The COVID vaccines also were authorized under emergency-use protocol. This week, the Pfizerbion­tech vaccine was granted full approval for use in people 16 and older.

Still, some unvaccinat­ed people appear to view the antibody treatments as a backup plan if they get sick, several health officials said.

At Memorial Hospital Pembroke in South Florida, Chief Nursing Officer David Starnes has overseen treatment of more than 2,000 patients with antibody cocktails since December. At least 90 percent of the patients have been unvaccinat­ed — and the numbers keep climbing.
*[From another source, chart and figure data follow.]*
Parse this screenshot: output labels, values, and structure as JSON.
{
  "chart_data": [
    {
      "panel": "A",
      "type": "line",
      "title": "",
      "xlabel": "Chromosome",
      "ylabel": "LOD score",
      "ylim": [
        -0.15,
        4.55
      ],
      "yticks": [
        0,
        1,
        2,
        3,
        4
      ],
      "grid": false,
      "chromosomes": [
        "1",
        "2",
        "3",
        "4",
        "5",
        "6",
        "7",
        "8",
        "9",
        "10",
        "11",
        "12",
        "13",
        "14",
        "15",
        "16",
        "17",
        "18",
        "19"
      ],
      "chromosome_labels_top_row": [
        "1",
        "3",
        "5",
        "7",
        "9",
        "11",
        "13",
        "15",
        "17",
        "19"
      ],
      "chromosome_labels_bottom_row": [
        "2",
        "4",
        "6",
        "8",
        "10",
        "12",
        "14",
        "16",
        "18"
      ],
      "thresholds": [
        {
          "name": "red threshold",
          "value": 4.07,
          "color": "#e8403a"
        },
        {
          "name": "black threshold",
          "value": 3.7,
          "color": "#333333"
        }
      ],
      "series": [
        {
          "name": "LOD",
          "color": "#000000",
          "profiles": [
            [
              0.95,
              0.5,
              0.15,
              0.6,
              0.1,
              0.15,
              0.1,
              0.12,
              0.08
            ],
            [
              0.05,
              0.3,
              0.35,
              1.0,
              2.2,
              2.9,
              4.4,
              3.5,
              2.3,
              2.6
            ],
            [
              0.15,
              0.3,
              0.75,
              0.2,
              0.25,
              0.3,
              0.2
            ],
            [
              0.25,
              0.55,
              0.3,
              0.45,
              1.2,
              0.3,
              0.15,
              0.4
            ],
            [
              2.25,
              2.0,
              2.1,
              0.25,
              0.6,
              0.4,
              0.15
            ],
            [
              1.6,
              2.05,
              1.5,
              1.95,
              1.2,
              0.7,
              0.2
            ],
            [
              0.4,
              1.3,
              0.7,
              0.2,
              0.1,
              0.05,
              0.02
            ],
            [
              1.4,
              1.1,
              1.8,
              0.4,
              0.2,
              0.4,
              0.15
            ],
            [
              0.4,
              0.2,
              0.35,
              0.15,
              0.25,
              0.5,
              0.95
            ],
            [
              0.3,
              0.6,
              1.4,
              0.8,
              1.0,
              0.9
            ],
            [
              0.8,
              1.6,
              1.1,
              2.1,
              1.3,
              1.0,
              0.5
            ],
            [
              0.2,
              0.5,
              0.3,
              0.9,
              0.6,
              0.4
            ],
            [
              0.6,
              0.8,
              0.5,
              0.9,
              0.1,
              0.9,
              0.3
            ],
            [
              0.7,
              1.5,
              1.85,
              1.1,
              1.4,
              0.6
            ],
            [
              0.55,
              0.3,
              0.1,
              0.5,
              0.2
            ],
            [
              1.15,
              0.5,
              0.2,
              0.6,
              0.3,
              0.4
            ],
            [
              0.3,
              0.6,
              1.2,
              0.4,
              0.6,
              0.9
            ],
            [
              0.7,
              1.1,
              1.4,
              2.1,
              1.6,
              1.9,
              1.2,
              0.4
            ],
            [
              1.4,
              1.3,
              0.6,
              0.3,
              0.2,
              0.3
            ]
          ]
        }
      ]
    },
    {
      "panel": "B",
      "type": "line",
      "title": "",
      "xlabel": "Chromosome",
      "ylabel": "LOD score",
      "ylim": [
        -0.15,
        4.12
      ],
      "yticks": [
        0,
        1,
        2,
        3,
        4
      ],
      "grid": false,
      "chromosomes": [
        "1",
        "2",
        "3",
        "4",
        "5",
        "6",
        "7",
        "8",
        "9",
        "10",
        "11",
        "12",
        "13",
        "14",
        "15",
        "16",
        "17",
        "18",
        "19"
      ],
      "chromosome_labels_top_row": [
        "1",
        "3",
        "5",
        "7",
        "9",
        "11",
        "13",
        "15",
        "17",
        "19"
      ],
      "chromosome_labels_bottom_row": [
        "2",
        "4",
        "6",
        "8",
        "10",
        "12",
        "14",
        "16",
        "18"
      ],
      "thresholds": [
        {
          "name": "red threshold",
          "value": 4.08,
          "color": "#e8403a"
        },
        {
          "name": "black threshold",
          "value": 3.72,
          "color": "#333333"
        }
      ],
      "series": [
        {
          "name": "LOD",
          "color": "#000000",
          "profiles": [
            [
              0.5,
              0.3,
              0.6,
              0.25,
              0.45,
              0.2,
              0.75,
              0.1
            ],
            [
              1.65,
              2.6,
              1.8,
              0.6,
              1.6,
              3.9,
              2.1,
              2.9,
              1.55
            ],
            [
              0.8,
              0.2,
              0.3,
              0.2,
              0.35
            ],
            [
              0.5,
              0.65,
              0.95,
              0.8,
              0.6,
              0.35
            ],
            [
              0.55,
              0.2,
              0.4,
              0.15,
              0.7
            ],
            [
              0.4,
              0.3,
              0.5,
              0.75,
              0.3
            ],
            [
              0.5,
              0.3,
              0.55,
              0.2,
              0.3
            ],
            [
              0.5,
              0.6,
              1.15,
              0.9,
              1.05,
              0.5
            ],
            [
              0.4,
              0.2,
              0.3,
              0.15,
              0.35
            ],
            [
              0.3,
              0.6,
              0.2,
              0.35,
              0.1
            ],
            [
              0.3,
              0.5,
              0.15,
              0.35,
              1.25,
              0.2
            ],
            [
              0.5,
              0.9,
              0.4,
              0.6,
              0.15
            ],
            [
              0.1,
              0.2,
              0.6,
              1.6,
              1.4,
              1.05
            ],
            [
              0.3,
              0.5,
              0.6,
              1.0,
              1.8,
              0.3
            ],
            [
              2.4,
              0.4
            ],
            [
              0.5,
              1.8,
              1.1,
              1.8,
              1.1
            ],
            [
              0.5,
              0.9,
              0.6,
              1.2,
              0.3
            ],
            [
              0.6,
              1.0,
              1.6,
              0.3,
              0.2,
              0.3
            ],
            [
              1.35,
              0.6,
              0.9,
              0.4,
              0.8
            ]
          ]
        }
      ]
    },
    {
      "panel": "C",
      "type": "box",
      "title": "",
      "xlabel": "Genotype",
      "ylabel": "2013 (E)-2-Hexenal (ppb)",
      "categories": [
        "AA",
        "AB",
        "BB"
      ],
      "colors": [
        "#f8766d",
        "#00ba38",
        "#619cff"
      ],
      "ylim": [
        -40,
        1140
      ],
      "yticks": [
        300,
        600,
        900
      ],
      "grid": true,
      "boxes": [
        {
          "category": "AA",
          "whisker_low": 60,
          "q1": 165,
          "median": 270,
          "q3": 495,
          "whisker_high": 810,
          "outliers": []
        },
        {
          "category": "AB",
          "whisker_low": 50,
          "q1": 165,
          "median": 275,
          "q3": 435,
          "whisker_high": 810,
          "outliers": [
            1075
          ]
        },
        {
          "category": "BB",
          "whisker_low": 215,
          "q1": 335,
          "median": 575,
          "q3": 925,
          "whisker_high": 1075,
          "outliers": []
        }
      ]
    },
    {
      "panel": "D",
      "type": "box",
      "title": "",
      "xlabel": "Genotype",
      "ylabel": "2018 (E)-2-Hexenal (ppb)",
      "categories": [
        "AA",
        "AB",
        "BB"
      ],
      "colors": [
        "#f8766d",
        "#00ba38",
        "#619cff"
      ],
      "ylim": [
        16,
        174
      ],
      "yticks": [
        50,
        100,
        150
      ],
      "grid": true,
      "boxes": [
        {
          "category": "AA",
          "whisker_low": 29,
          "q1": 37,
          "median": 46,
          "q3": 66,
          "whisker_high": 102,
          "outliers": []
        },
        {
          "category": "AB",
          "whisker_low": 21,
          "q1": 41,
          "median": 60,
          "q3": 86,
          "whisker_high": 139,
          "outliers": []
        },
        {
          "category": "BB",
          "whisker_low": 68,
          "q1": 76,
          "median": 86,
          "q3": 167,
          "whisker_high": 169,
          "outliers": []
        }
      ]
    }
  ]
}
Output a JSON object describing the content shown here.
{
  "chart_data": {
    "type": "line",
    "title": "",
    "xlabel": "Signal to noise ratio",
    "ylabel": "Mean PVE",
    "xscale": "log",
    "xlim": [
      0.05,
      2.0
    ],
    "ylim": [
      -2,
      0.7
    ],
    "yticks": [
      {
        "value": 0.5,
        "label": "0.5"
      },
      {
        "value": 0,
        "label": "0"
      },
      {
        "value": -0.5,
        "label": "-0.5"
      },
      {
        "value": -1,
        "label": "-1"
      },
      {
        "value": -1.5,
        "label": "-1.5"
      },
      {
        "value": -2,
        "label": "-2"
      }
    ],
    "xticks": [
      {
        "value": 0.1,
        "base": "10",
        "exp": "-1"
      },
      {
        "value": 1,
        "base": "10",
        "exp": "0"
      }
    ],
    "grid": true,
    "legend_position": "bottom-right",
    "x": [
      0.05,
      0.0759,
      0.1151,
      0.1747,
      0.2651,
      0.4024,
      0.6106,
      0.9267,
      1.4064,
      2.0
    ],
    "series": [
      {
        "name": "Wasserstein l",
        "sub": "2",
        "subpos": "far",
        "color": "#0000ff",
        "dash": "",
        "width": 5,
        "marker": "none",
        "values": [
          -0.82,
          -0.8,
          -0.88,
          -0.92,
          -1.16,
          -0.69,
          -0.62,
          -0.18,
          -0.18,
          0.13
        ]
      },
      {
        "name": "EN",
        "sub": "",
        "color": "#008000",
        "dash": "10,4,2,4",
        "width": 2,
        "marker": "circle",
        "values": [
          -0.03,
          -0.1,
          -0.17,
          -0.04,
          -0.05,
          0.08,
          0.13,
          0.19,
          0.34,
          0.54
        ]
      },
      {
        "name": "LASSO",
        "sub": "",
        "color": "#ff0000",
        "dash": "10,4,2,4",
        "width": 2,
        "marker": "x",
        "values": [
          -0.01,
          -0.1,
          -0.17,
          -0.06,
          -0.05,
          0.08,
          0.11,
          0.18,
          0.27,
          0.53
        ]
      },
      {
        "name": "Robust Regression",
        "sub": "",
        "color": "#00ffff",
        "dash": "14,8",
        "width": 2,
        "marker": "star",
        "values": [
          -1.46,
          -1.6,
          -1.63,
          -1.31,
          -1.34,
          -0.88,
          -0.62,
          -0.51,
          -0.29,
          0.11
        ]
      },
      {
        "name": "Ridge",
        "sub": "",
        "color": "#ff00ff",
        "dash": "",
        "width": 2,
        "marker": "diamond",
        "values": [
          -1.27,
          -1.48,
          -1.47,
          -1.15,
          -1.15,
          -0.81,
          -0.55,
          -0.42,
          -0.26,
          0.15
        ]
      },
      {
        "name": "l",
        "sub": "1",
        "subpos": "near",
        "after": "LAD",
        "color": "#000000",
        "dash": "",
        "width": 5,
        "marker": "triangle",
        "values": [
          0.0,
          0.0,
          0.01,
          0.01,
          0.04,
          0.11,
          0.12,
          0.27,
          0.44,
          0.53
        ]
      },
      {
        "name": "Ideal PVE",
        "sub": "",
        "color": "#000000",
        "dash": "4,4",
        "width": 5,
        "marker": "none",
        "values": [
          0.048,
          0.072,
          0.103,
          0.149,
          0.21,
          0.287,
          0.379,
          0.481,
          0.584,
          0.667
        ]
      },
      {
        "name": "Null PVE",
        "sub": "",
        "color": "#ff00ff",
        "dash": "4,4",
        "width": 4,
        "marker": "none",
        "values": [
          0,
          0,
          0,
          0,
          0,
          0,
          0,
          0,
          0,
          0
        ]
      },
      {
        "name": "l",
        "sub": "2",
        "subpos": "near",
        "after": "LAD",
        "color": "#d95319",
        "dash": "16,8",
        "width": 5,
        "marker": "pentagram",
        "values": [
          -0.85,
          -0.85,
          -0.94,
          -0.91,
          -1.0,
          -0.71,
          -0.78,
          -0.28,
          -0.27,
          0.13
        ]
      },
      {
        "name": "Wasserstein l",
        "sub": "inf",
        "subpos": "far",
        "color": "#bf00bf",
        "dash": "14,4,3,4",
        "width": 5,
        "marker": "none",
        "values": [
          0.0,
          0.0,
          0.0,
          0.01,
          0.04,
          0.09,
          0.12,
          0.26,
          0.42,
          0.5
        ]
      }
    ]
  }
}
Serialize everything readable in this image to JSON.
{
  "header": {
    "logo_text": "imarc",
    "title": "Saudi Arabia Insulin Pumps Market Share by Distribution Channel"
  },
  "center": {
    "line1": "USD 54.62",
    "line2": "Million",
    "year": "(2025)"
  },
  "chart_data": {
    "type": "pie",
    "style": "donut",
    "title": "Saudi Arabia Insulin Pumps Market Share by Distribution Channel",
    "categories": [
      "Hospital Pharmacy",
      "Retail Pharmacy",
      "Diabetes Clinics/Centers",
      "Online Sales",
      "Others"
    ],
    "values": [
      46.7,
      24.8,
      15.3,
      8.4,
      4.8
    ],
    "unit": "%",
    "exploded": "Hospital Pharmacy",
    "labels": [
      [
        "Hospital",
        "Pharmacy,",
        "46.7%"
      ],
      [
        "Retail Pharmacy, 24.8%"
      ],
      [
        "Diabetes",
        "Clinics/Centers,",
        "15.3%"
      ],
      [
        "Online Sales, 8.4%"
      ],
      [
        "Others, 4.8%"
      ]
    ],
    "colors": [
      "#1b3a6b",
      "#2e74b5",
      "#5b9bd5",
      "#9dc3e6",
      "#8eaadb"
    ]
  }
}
“What’s amazing to me is that a vaccine we’ve been working on for 10 years, they are deathly afraid of,” Starnes said. “But this highly experiment­al cocktail? They’re willing to run in there the minute that they’re sick to get this infused into their bodies.”

Dr. Curt Andersen, a family medicine physician and an associate medical director with Intermount­ain Healthcare, said he’s seeing lists of 70 to 80 patients every day because of the delta surge. “I talked to this one gentleman who got treated. Then his wife got treated. Then his mother, who was at very high risk,” Andersen said. “On the phone, he broke down in tears because we had this resource and he was so grateful.”

Ruppert, the Gainesvill­e preschool teacher, said she, too, was grateful. She and her husband both felt better within days of being treated at UF Health Shands Hospital. The experience has caused her to rethink how to protect herself and her family from COVID.

“Now that I’ve been there, I have a completely different perspectiv­e on this,” said Ruppert, who will be eligible for vaccinatio­n in mid-october, 90 days after the antibody infusion. “I most likely will be vaccinated.”